The National Wildland Fire Cohesive Strategy clearly identifies that as a nation we must learn to live with wildfires by restoring our landscapes, building fire adapted-communities, and having a robust response system. We need to restore our landscapes by various means and the amount of acres burned over three years could never be accomplished by current fuel treatment practices due to bureaucratic and social-acceptance hurdles. We need to build fire-adapted communities, but this community effort has to be contiguous/continuous and not the checkerboard approach that is being done today. Our response system needs advanced technology that is available today and emergency response resources must be bolstered to meet the public’s performance expectations.
As noted by a Headwaters Economics report – “Full Community Costs of Wildfire” – as a country, we need to decide if we will ever address and sizably invest in the wildfire problem before a fire, or will we simply pay for damages and subsequent post fire issues (i.e. flooding, loss of water sources, etc.) (https://headwaterseconomics.org/wildfire/homes-risk/full-community-costs-of-wildfire/).
In other words, when it comes to wildland fire we must go on a diet, exercise and change lifestyle habits before our heart attack – because someday we may not be there to pay for damages.

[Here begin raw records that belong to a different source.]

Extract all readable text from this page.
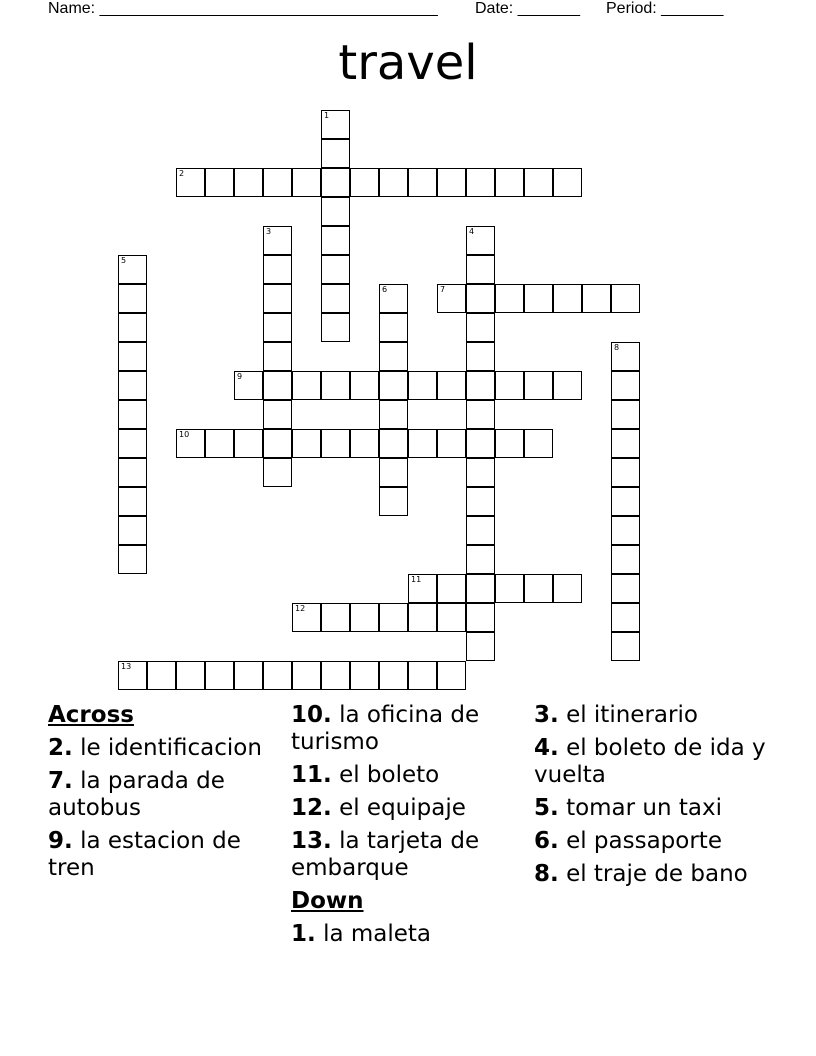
Name: ______________________________________

Date: _______

Period: _______

travel
1
2
3	4
5
6	7
8
9
10
11
12
13
Across
2. le identificacion
7. la parada de autobus
9. la estacion de tren
10. la oficina de turismo
11. el boleto
12. el equipaje
13. la tarjeta de embarque
Down
1. la maleta
3. el itinerario
4. el boleto de ida y vuelta
5. tomar un taxi
6. el passaporte
8. el traje de bano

The recent history of devastating wildfires should be the traumatic event that wakes us up to effectively address today’s wildfire problem.
And in a strange way, we should acknowledge that those fires and subsequent PSPS issues have helped to focus political efforts. Yet political will and action relies on social will, which is ultimately an individual decision.
Have you seen the fires? Have you tried to adapt to smoke and lived without power? Are we ready, as individuals and communities, to get fire-fit?